Nel volumetto appena stampato, Bianciardi ricostruisce come in un diario i fatti del gennaio 1848. A Milano c’è lo sciopero del fumo per boicottare il monopolio asburgico sul tabacco. Seguono provocazioni da parte degli austriaci, piccoli tafferugli che esplodono in città fino a quando arriva la reazione dei Polizei, gli spari e due corpi che restano a terra: un bimbo di 4 anni e un vecchio di 74.

1848 / 2001. Milano / Genova.

Certo il Bolza e lo Slivovitz non c’erano al G8, ma qualche loro degno erede sì. E al posto degli austriaci, dell’invasore straniero, cittadini italiani in divisa, contro tutto e tutti.

Nel 1848 non esistevano fotografie o videocamere. Era molto più facile allora mettere tutto a tacere, falsificare l’andamento dei fatti. Eppure i resoconti dei testimoni, le lettere, i diari, come quelli studiati e ripercorsi da Bianciardi, ci permettono di conoscere e ricordare.

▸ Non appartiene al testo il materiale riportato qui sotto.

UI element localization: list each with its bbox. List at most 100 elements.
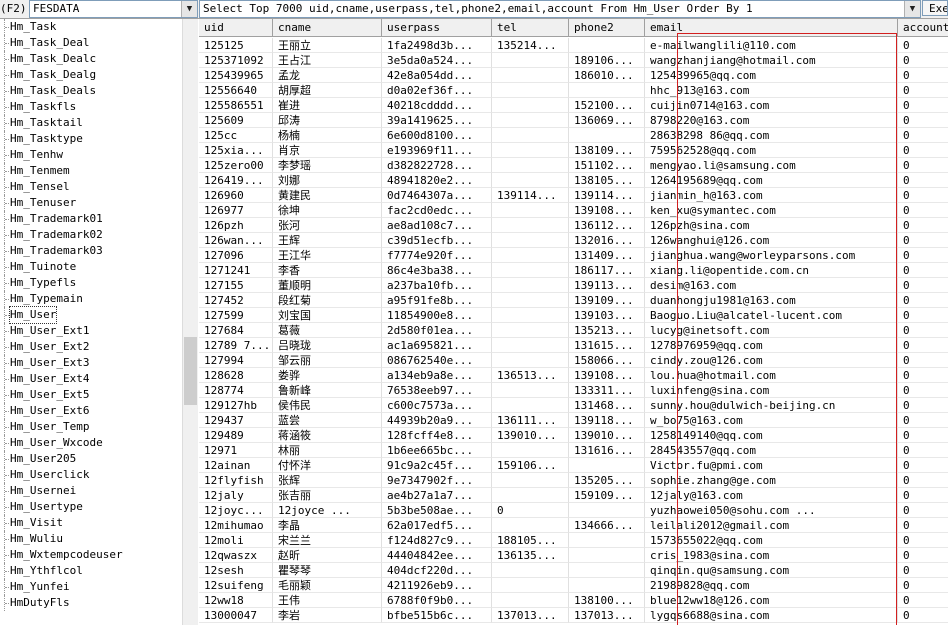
cell-uid[interactable]: 129127hb (199, 398, 273, 413)
cell-userpass[interactable]: a237ba10fb... (382, 278, 492, 293)
table-row[interactable]: 126419... 刘娜 48941820e2... 138105... 1264195… (199, 173, 948, 188)
table-list-item[interactable]: Hm_Tenmem (0, 163, 182, 179)
cell-tel[interactable] (492, 488, 569, 503)
database-select[interactable]: FESDATA ▼ (29, 0, 198, 18)
cell-uid[interactable]: 129489 (199, 428, 273, 443)
cell-cname[interactable]: 李香 (273, 263, 382, 278)
column-header-cname[interactable]: cname (273, 19, 382, 36)
cell-userpass[interactable]: 128fcff4e8... (382, 428, 492, 443)
cell-cname[interactable]: 蓝尝 (273, 413, 382, 428)
cell-tel[interactable] (492, 173, 569, 188)
cell-tel[interactable] (492, 233, 569, 248)
cell-account[interactable]: 0 (898, 68, 948, 83)
cell-cname[interactable]: 王占江 (273, 53, 382, 68)
table-row[interactable]: 125125 王丽立 1fa2498d3b... 135214... e-mailwan… (199, 38, 948, 53)
cell-account[interactable]: 0 (898, 593, 948, 608)
cell-tel[interactable]: 0 (492, 503, 569, 518)
cell-phone2[interactable]: 136112... (569, 218, 645, 233)
cell-uid[interactable]: 125zero00 (199, 158, 273, 173)
cell-cname[interactable]: 瞿琴琴 (273, 563, 382, 578)
column-header-tel[interactable]: tel (492, 19, 569, 36)
table-list-item[interactable]: Hm_Usertype (0, 499, 182, 515)
cell-account[interactable]: 0 (898, 278, 948, 293)
cell-cname[interactable]: 张辉 (273, 473, 382, 488)
cell-tel[interactable]: 139010... (492, 428, 569, 443)
cell-phone2[interactable]: 131409... (569, 248, 645, 263)
cell-email[interactable]: sophie.zhang@ge.com (645, 473, 898, 488)
cell-uid[interactable]: 127599 (199, 308, 273, 323)
cell-userpass[interactable]: 40218cdddd... (382, 98, 492, 113)
table-row[interactable]: 12moli 宋兰兰 f124d827c9... 188105... 157365502… (199, 533, 948, 548)
cell-account[interactable]: 0 (898, 98, 948, 113)
cell-userpass[interactable]: 62a017edf5... (382, 518, 492, 533)
cell-email[interactable]: luxinfeng@sina.com (645, 383, 898, 398)
cell-phone2[interactable] (569, 578, 645, 593)
cell-phone2[interactable]: 131616... (569, 443, 645, 458)
table-list-item[interactable]: Hm_Task (0, 19, 182, 35)
cell-userpass[interactable]: ae8ad108c7... (382, 218, 492, 233)
table-list-item[interactable]: Hm_Typemain (0, 291, 182, 307)
cell-tel[interactable] (492, 563, 569, 578)
cell-uid[interactable]: 125cc (199, 128, 273, 143)
cell-uid[interactable]: 12moli (199, 533, 273, 548)
table-list-item[interactable]: Hm_Task_Deal (0, 35, 182, 51)
column-header-account[interactable]: account (898, 19, 948, 36)
cell-cname[interactable]: 王辉 (273, 233, 382, 248)
cell-phone2[interactable]: 139103... (569, 308, 645, 323)
cell-cname[interactable]: 毛丽颖 (273, 578, 382, 593)
cell-phone2[interactable]: 138105... (569, 173, 645, 188)
table-row[interactable]: 125371092 王占江 3e5da0a524... 189106... wangzh… (199, 53, 948, 68)
cell-account[interactable]: 0 (898, 83, 948, 98)
table-list-item[interactable]: Hm_User_Ext1 (0, 323, 182, 339)
cell-tel[interactable]: 159106... (492, 458, 569, 473)
cell-tel[interactable] (492, 248, 569, 263)
table-row[interactable]: 12mihumao 李晶 62a017edf5... 134666... leilali… (199, 518, 948, 533)
cell-account[interactable]: 0 (898, 113, 948, 128)
cell-phone2[interactable] (569, 533, 645, 548)
cell-email[interactable]: e-mailwanglili@110.com (645, 38, 898, 53)
cell-cname[interactable]: 徐坤 (273, 203, 382, 218)
cell-phone2[interactable] (569, 563, 645, 578)
cell-userpass[interactable]: f7774e920f... (382, 248, 492, 263)
table-row[interactable]: 127994 邹云丽 086762540e... 158066... cindy.zou… (199, 353, 948, 368)
table-list-scrollbar[interactable] (182, 19, 198, 625)
table-list-item[interactable]: Hm_Taskfls (0, 99, 182, 115)
cell-phone2[interactable]: 132016... (569, 233, 645, 248)
cell-tel[interactable] (492, 323, 569, 338)
cell-tel[interactable] (492, 338, 569, 353)
cell-userpass[interactable]: 76538eeb97... (382, 383, 492, 398)
cell-cname[interactable]: 肖京 (273, 143, 382, 158)
cell-account[interactable]: 0 (898, 533, 948, 548)
cell-tel[interactable]: 136135... (492, 548, 569, 563)
cell-phone2[interactable] (569, 128, 645, 143)
cell-cname[interactable]: 王伟 (273, 593, 382, 608)
cell-email[interactable]: 1278976959@qq.com (645, 338, 898, 353)
cell-phone2[interactable]: 151102... (569, 158, 645, 173)
cell-phone2[interactable]: 138100... (569, 593, 645, 608)
cell-phone2[interactable]: 131468... (569, 398, 645, 413)
table-list-item[interactable]: Hm_User205 (0, 451, 182, 467)
table-row[interactable]: 126960 黄建民 0d7464307a... 139114... 139114...… (199, 188, 948, 203)
cell-userpass[interactable]: a95f91fe8b... (382, 293, 492, 308)
table-list-item[interactable]: Hm_Wxtempcodeuser (0, 547, 182, 563)
cell-tel[interactable]: 135214... (492, 38, 569, 53)
cell-email[interactable]: 125439965@qq.com (645, 68, 898, 83)
cell-uid[interactable]: 127096 (199, 248, 273, 263)
table-row[interactable]: 125609 邱涛 39a1419625... 136069... 8798220@16… (199, 113, 948, 128)
cell-uid[interactable]: 128628 (199, 368, 273, 383)
cell-email[interactable]: wangzhanjiang@hotmail.com (645, 53, 898, 68)
cell-uid[interactable]: 128774 (199, 383, 273, 398)
table-list-item[interactable]: Hm_Wuliu (0, 531, 182, 547)
cell-phone2[interactable] (569, 83, 645, 98)
table-list-item[interactable]: Hm_User_Ext3 (0, 355, 182, 371)
cell-account[interactable]: 0 (898, 578, 948, 593)
cell-tel[interactable] (492, 83, 569, 98)
cell-tel[interactable] (492, 143, 569, 158)
cell-uid[interactable]: 127994 (199, 353, 273, 368)
cell-account[interactable]: 0 (898, 173, 948, 188)
cell-account[interactable]: 0 (898, 518, 948, 533)
cell-tel[interactable] (492, 308, 569, 323)
cell-phone2[interactable]: 138109... (569, 143, 645, 158)
cell-userpass[interactable]: 48941820e2... (382, 173, 492, 188)
cell-account[interactable]: 0 (898, 383, 948, 398)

Il G8 invece è stato un enorme evento mediatico: migliaia di immagini, filmati e registrazioni hanno mostrato al mondo quanto è successo in quei giorni. La Commissione parlamentare di inchiesta affossata nei giorni scorsi, avrebbe dovuto consegnare alla storia la verità di quel che è accaduto a Genova nel luglio 2001, la verità mostrata in tutte quelle testimonianze. Ma è una verità scomoda, perturbante e dolorosa. Meglio allora archiviarle quelle immagini, chiuderle in file e faldoni il più a lungo possibile. La gente ha poca memoria, dimenticherà anche questo.

Nel suo prossimo libro, Walter Veltroni ci spiegherà che in fondo è andata bene così.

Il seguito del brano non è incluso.